To specify a CellularMap, you need to provide a map for cells in each dimension. These should be stored as bats.IntMat, which provide oriented boundaries. First let’s define a CellComplex representing the circle with 2 vertices and 2 edges.

import numpy as np
import bats

X = bats.CellComplex()
X.add_vertices(2)
X.add([0,1],[-1,1],1)
X.add([0,1],[1,-1],1)

We can verify that X has the expected betti numbers mod-2

X2 = bats.Chain(X, bats.F2())
R2 = bats.ReducedF2ChainComplex(X2)
print(R2.hdim(0), R2.hdim(1)) # 1, 1

Now, we’ll define a map from the cell complex to itself, via a doubling. Each vertex maps to (0), and each edge maps to the sum of edges

import scipy.sparse as sparse
M = bats.CellularMap(1)
M0_dense = np.array([[1,1],[0,0]])
A = sparse.csc_matrix(M0_dense)
M[0] = bats.Mat(bats.CSCMatrix(*A.shape, A.indptr, A.indices, A.data))
M1_dense = np.array([[1,1],[1,1]])
A = sparse.csc_matrix(M1_dense)
M[1] = bats.Mat(bats.CSCMatrix(*A.shape, A.indptr, A.indices, A.data))
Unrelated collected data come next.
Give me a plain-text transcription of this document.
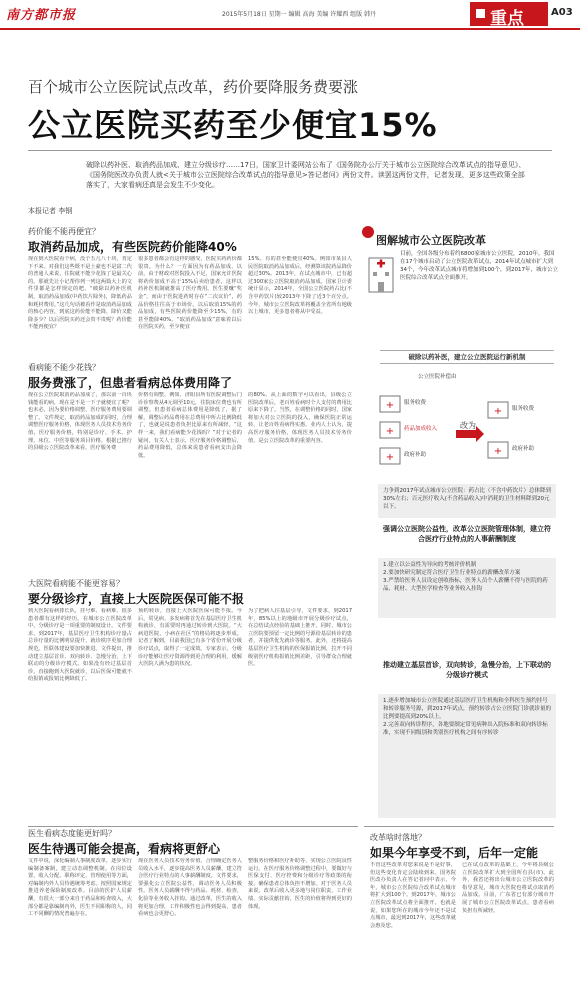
南方都市报	2015年5月18日 星期一 编辑 高海 美编 许耀西 组版 韩丹	重点	A03
百个城市公立医院试点改革，药价要降服务费要涨
公立医院买药至少便宜15%
破除以药补医、取消药品加成、建立分级诊疗……17日，国家卫计委网站公布了《国务院办公厅关于城市公立医院综合改革试点的指导意见》、《国务院医改办负责人就<关于城市公立医院综合改革试点的指导意见>答记者问》两份文件。读罢这两份文件，记者发现，更多这些政策全部落实了，大家看病还真是会发生不少变化。
本报记者 李钢
药价能不能再便宜？
取消药品加成，有些医院药价能降40%
现在到大医院看个病，没个五几八十块，肯定下不来。对我们这些既不是土豪也不是富二代的普通人来说，住院就不能少花钱了是最关心的。那就先让小记帮你列一列这两篇大上的文件里都是怎样规定的吧。“破除以药补医机制，取消药品加成(中药饮片除外)，降低药品和耗材费用。”这几句话被看作是取消药品加成的核心内容，到底这药价能不能降，降价又能降多少？以后医院买药还会贵不贵呢？药价能不能再便宜？
很多患者都会有这样的感受，医院买药药价都很贵。为什么？一方面因为有药品加成，以前，由于财政对医院投入不足，国家允许医院将药价加成不高于15%后卖给患者，这样以药补医机制就推高了医疗费用。医生要赚“奖金”，而由于医院进药时存在“二次议价”，药品价格往往高于市场价。以后取消15%的药品加成，有些医院药价能降至少15%，有的甚至能降40%。“取消药品加成”意味着以后在医院买药，至少便宜
15%。有的甚至能便宜40%。例如市某县人民医院取消药品加成后，经测算该院药品降价超过30%。2013年，在试点城市中，已有超过300家公立医院取消药品加成。国家卫计委统计显示，2014年，全国公立医院药占比(不含中药饮片)较2013年下降了近3个百分点。今年，城市公立医院改革将覆盖全省所有地级以上城市，更多患者将从中受益。
看病能不能少花钱？
服务费涨了，但患者看病总体费用降了
现在公立医院取消药品加成了，那以前一百块钱能看的病，现在是不是一下子就便宜了呢？也未必，因为要价格调整，医疗服务费用要调整了。文件规定，取消药品加成的同时，合理调整医疗服务价格，体现医务人员技术劳务价值，医疗服务价格，特别是诊疗、手术、护理、床位、中医等服务项目价格。根据已推行的县级公立医院改革来看，医疗服务费
价格有调整。例如，济阳县所有医院调整后门诊诊察费从4元调至10元，住院床位费也有所调整。但患者看病总体费用是降低了，据了解，调整后药品费用在总费用中所占比例降低了，也就是说患者负担比原来有所减轻。“这样一来，我们看病能少花钱吗？”对于记者的疑问，有关人士表示，医疗服务价格调整后，药品费用降低，总体来说患者看病支出会降低。
的80%。从上面的数字可以看出，县级公立医院改革后，老百姓看病时个人支付的费用比原来下降了。当然，在调整价格的同时，国家将加大对公立医院的投入，确保医院正常运转，让老百姓看病得实惠。业内人士认为，提高医疗服务价格，体现医务人员技术劳务价值，是公立医院改革的重要内容。
大医院看病能不能更容易？
要分级诊疗，直接上大医院医保可能不报
到大医院看病排长队，挂号难、看病难，很多患者都有这样的经历。在城市公立医院改革中，分级诊疗是一项重要的制度设计。文件要求，到2017年，基层医疗卫生机构诊疗量占总诊疗量的比例明显提升，就诊秩序更加合理规范。医联体建设要加快推进。文件提出，推动建立基层首诊、双向转诊、急慢分治、上下联动的分级诊疗模式。如果没有经过基层首诊，直接跑到大医院就诊，以后医保可能就不给报销或报销比例降低了。
预约转诊，直接上大医院医保可能不报。今后，常见病、多发病将首先在基层医疗卫生机构就诊，有需要时再通过转诊到大医院。“大病进医院、小病在社区”的格局将逐步形成。记者了解到，目前我国已有多个省份开展分级诊疗试点，取得了一定成效。专家表示，分级诊疗能够让医疗资源得到更合理的利用，缓解大医院人满为患的状况。
为了把病人往基层引导，文件要求，到2017年，85%以上的地级市开展分级诊疗试点，在总结试点经验的基础上推开。同时，城市公立医院要预留一定比例的号源给基层转诊的患者，并提供优先就诊等服务。此外，还将提高基层医疗卫生机构的医保报销比例，拉开不同级别医疗机构报销比例差距，引导群众合理就医。
医生看病态度能更好吗？
医生待遇可能会提高，看病将更舒心
文件中说，深化编制人事制度改革，逐步实行编制备案制，建立动态调整机制。在岗位设置、收入分配、职称评定、管理使用等方面，对编制内外人员待遇统筹考虑。按照国家规定推进养老保险制度改革。目前的医护人员薪酬，有很大一部分来自于药品和检查收入，大部分都是靠编制内外，医生不同职称的人，同工不同酬的情况普遍存在。
现在医务人员技术劳务价值，合理确定医务人员收入水平，逐步提高医务人员薪酬，建立符合医疗行业特点的人事薪酬制度。文件要求，要强化公立医院公益性，调动医务人员积极性。医务人员薪酬不得与药品、耗材、检查、化验等业务收入挂钩。通过改革，医生的收入将更加合理，工作积极性也会得到提高，患者看病也会更舒心。
整服务价格和医疗补助等，实现公立医院良性运行。在医疗服务价格调整过程中，要做好与医保支付、医疗控费和分级诊疗等政策的衔接，确保患者总体负担不增加。对于医务人员来说，改革后收入更多地与岗位职责、工作业绩、实际贡献挂钩，医生的价值将得到更好的体现。
改革啥时落地？
如果今年享受不到，后年一定能
不管这些改革对您来说是不是好事，但这些变化肯定会陆续到来。国务院医改办负责人在答记者问中表示，今年，城市公立医院综合改革试点城市将扩大到100个。到2017年，城市公立医院改革试点将全面推开。也就是说，如果您所在的城市今年还不是试点城市，最迟到2017年，这些改革就会惠及您。
已在试点改革的基础上，今年将县级公立医院改革扩大到全国所有县(市)。此外，我省还将出台城市公立医院改革的指导意见，城市大医院也将试点取消药品加成。目前，广东省已有部分城市开展了城市公立医院改革试点，患者看病负担有所减轻。
图解城市公立医院改革
目前，全国各级分布着约6800家城市公立医院，2010年，我国在17个城市启动了公立医院改革试点，2014年试点城市扩大到34个，今年改革试点城市将增加到100个，到2017年，城市公立医院综合改革试点全面推开。
破除以药补医，建立公立医院运行新机制
公立医院补偿由
+
+
+
+
+
服务收费
药品加成收入
政府补助
改为
服务收费
政府补助
力争到2017年试点城市公立医院：药占比（不含中药饮片）总体降到30%左右；百元医疗收入(不含药品收入)中消耗的卫生材料降到20元以下。
强调公立医院公益性，改革公立医院管理体制，建立符合医疗行业特点的人事薪酬制度
1.建立以公益性为导向的考核评价机制
2.要加快研究制定符合医疗卫生行业特点的薪酬改革方案
3.严禁给医务人员设定创收指标，医务人员个人薪酬不得与医院的药品、耗材、大型医学检查等业务收入挂钩
推动建立基层首诊，双向转诊，急慢分治，上下联动的分级诊疗模式
1.逐步增加城市公立医院通过基层医疗卫生机构和全科医生预约挂号和转诊服务号源，到2017年试点，预约转诊占公立医院门诊就诊量的比例要提高到20%以上。
2.完善双向转诊程序，各地要制定常见病种出入院标准和双向转诊标准，实现不同级别和类别医疗机构之间有序转诊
M now contains the map that we want to represent. We can now apply the chain functor

M2 = bats.Chain(M, bats.F2())

And to compute induced maps, we need to supply a ReducedChainComplex for both the domain and range of the map. We computed these above. The output is a bats column matrix.

for dim in range(2):
    Mtilde = bats.InducedMap(M2, R2, R2, dim)
    print(Mtilde.tolist()) # [[1]], [[0]]
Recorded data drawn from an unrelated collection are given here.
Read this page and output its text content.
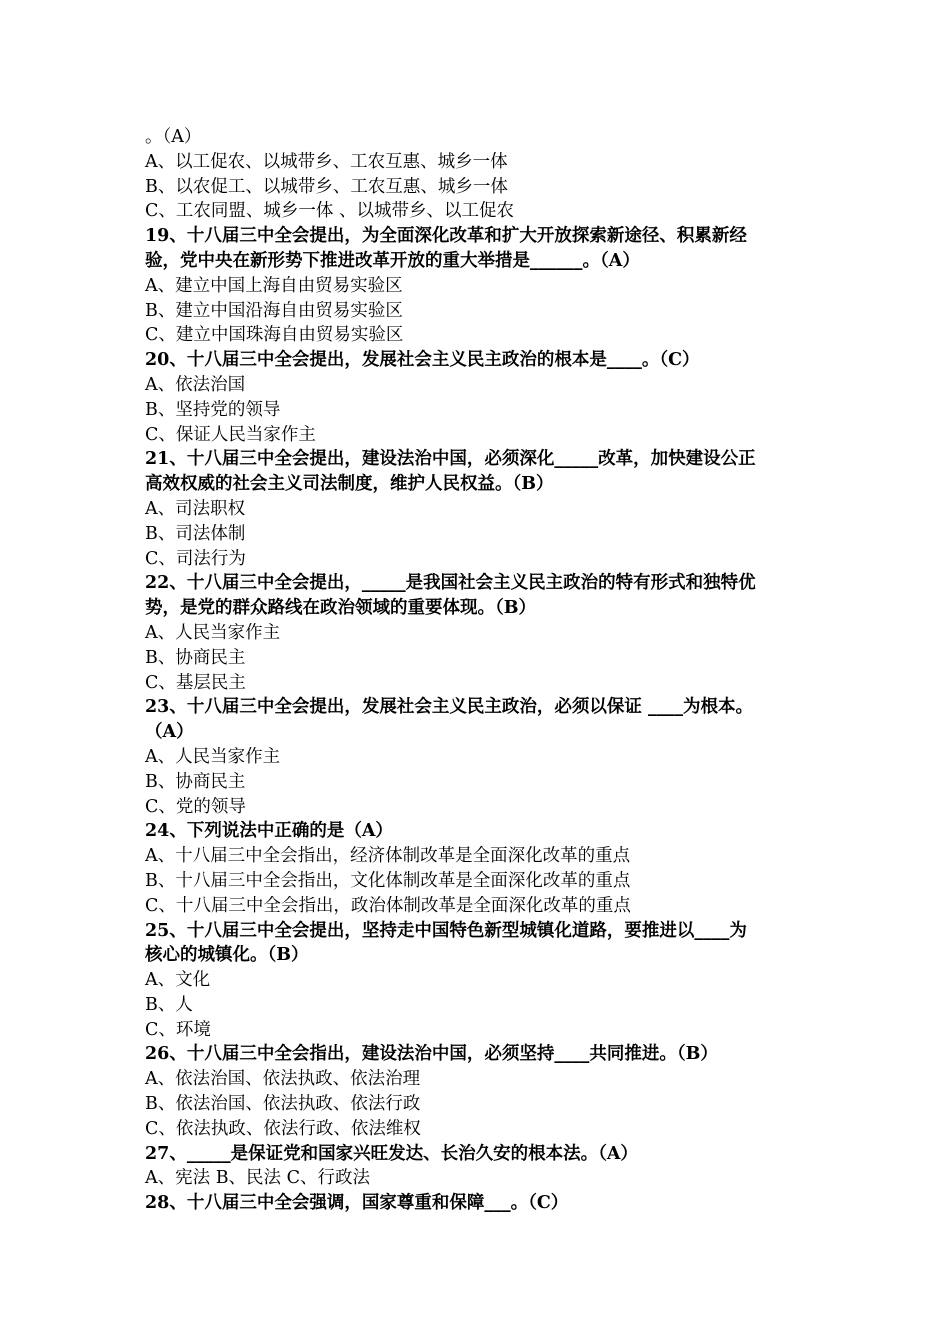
。（A）
A、以工促农、以城带乡、工农互惠、城乡一体
B、以农促工、以城带乡、工农互惠、城乡一体
C、工农同盟、城乡一体 、以城带乡、以工促农
19、十八届三中全会提出，为全面深化改革和扩大开放探索新途径、积累新经
验，党中央在新形势下推进改革开放的重大举措是______。（A）
A、建立中国上海自由贸易实验区
B、建立中国沿海自由贸易实验区
C、建立中国珠海自由贸易实验区
20、十八届三中全会提出，发展社会主义民主政治的根本是____。（C）
A、依法治国
B、坚持党的领导
C、保证人民当家作主
21、十八届三中全会提出，建设法治中国，必须深化_____改革，加快建设公正
高效权威的社会主义司法制度，维护人民权益。（B）
A、司法职权
B、司法体制
C、司法行为
22、十八届三中全会提出，_____是我国社会主义民主政治的特有形式和独特优
势，是党的群众路线在政治领域的重要体现。（B）
A、人民当家作主
B、协商民主
C、基层民主
23、十八届三中全会提出，发展社会主义民主政治，必须以保证 ____为根本。
（A）
A、人民当家作主
B、协商民主
C、党的领导
24、下列说法中正确的是（A）
A、十八届三中全会指出，经济体制改革是全面深化改革的重点
B、十八届三中全会指出，文化体制改革是全面深化改革的重点
C、十八届三中全会指出，政治体制改革是全面深化改革的重点
25、十八届三中全会提出，坚持走中国特色新型城镇化道路，要推进以____为
核心的城镇化。（B）
A、文化
B、人
C、环境
26、十八届三中全会指出，建设法治中国，必须坚持____共同推进。（B）
A、依法治国、依法执政、依法治理
B、依法治国、依法执政、依法行政
C、依法执政、依法行政、依法维权
27、_____是保证党和国家兴旺发达、长治久安的根本法。（A）
A、宪法 B、民法 C、行政法
28、十八届三中全会强调，国家尊重和保障___。（C）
Note the doubling map on the circle creates the zero map on H1.

Algorithmic Constructions

There are a variety of common situations in which a CellularMap can be constructed algorithmically. bats provides a SimplicialMap and CubicalMap for SimplicialComplex and CubicalComplex types.

SimplicialMap

A simplicial map \(f\) is extended from a map on zero-cells of simplicial complexes. Let’s create a noisy circle data set for example.

import numpy as np

def gen_circle(n, r=1.0, sigma=0.1):
    X = np.random.randn(n,2)
    X = r * X / np.linalg.norm(X, axis=1).reshape(-1,1)
    X += sigma*np.random.randn(n, 2)
    return X

np.random.seed(0)

X = gen_circle(200)

Now we’ll create a SimplicialComplex using the Rips construction

from bats.visualization.plotly import ScatterVisualization
import scipy.spatial.distance as distance

pdist = distance.squareform(distance.pdist(X, 'euclidean'))
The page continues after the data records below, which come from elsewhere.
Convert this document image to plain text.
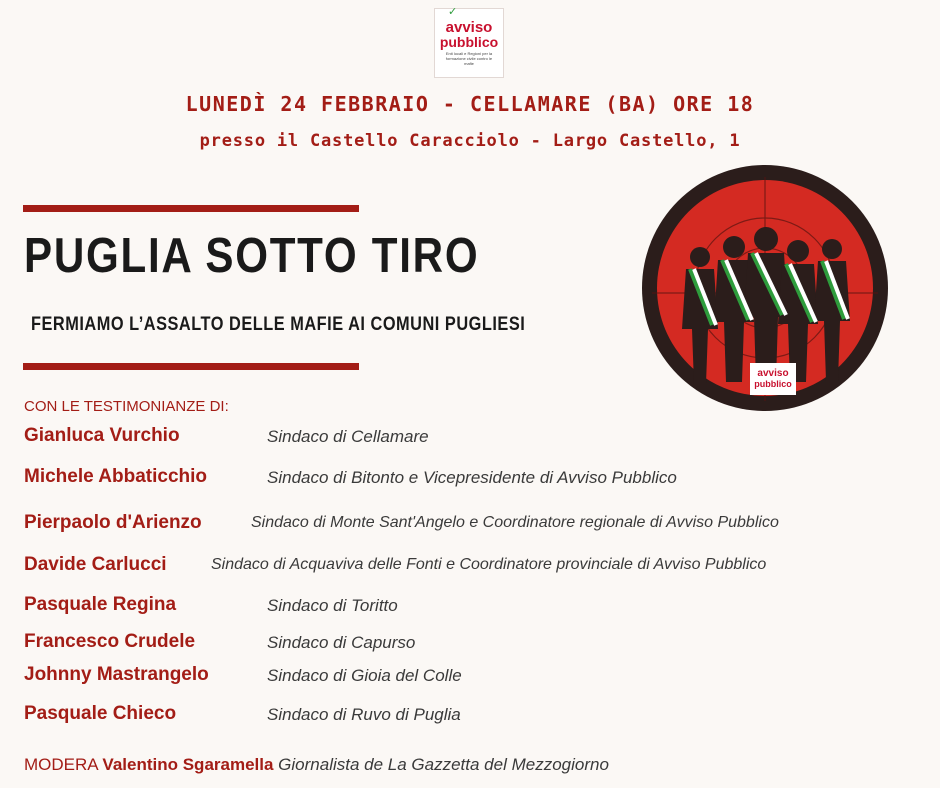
✓
avviso
pubblico
Enti locali e Regioni per la formazione civile contro le mafie
LUNEDÌ 24 FEBBRAIO - CELLAMARE (BA) ORE 18
presso il Castello Caracciolo - Largo Castello, 1
PUGLIA SOTTO TIRO
FERMIAMO L’ASSALTO DELLE MAFIE AI COMUNI PUGLIESI
avviso
pubblico
CON LE TESTIMONIANZE DI:
Gianluca Vurchio	Sindaco di Cellamare
Michele Abbaticchio	Sindaco di Bitonto e Vicepresidente di Avviso Pubblico
Pierpaolo d'Arienzo	Sindaco di Monte Sant'Angelo e Coordinatore regionale di Avviso Pubblico
Davide Carlucci	Sindaco di Acquaviva delle Fonti e Coordinatore provinciale di Avviso Pubblico
Pasquale Regina	Sindaco di Toritto
Francesco Crudele	Sindaco di Capurso
Johnny Mastrangelo	Sindaco di Gioia del Colle
Pasquale Chieco	Sindaco di Ruvo di Puglia
MODERA Valentino Sgaramella Giornalista de La Gazzetta del Mezzogiorno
R = bats.RipsComplex(bats.Matrix(pdist), 0.25, 2)
fig = ScatterVisualization(R, pos=X)
fig.update_layout(width=600, height=600, showlegend=False)
fig.show()

Rips Complex

We now can create an inclusion map (identity map) via

f = bats.SimplicialMap(R, R)

Now, we can compute the induced map on homology to see we get the identity on H1:

R2 = bats.ReducedChainComplex(R, bats.F2())
F2 = bats.Chain(f, bats.F2())
Ftil = bats.InducedMap(F2, R2, R2, 1)
Ftil.tolist() #  [[1, 0], [0, 1]]

Let’s now do a non-inclusion SimplicialMap. We’ll get a greedy cover of the data, and threshold to k points.

We’ll construct a new Rips complex, where the parameter is increased by twice the Hausdorff distance to the full set.

k = 40
inds, dists = bats.greedy_landmarks_hausdorff(bats.Matrix(pdist), 0)
inds = inds[:k]
eps = dists[k-1]
eps # hausdorff distance from subset to total data set

Xk = X[inds]
pdist_k = np.array(pdist[inds][:,inds], copy=True)
Rk = bats.RipsComplex(bats.Matrix(pdist_k), 0.25 + 2*eps, 2)
fig = ScatterVisualization(Rk, pos=Xk)
fig.update_layout(width=600, height=600, showlegend=False)
fig.show()

Rips Complex

We’ll now define a map from the full data set to the sub-sampled data by sending points to their nearest neighbor

from scipy.spatial import cKDTree
tree = cKDTree(Xk)
ds, f0 = tree.query(X, k=1)

f0 is now the map for vertices of R to vertices of Rk. We can extend the map

f = bats.SimplicialMap(R, Rk, f0)

Now, we can go through the process of computing the induced map on homology

Rk2 = bats.ReducedChainComplex(Rk, bats.F2())
F2 = bats.Chain(f, bats.F2())
Ftil = bats.InducedMap(F2, R2, Rk2, 1)
Ftil.tolist() # [[0, 1]]

We see the small H1 generator is killed.

We can visualize this (See visualization for details).

from bats.visualization.plotly import MapVisualization
fig = MapVisualization(pos=(X, Xk), cpx=(R, Rk), maps=(f,))
fig.show_generator(0, color='green', group_suffix=0)
fig.show_generator(1, color='red', group_suffix=1)
fig.show()

Generator

CubicalMap

Right now, bats.CubicalMap only supports inclusions - syntax is the same as that for bats.SimplicialMap, but inputs are bats.CubicalComplex objects.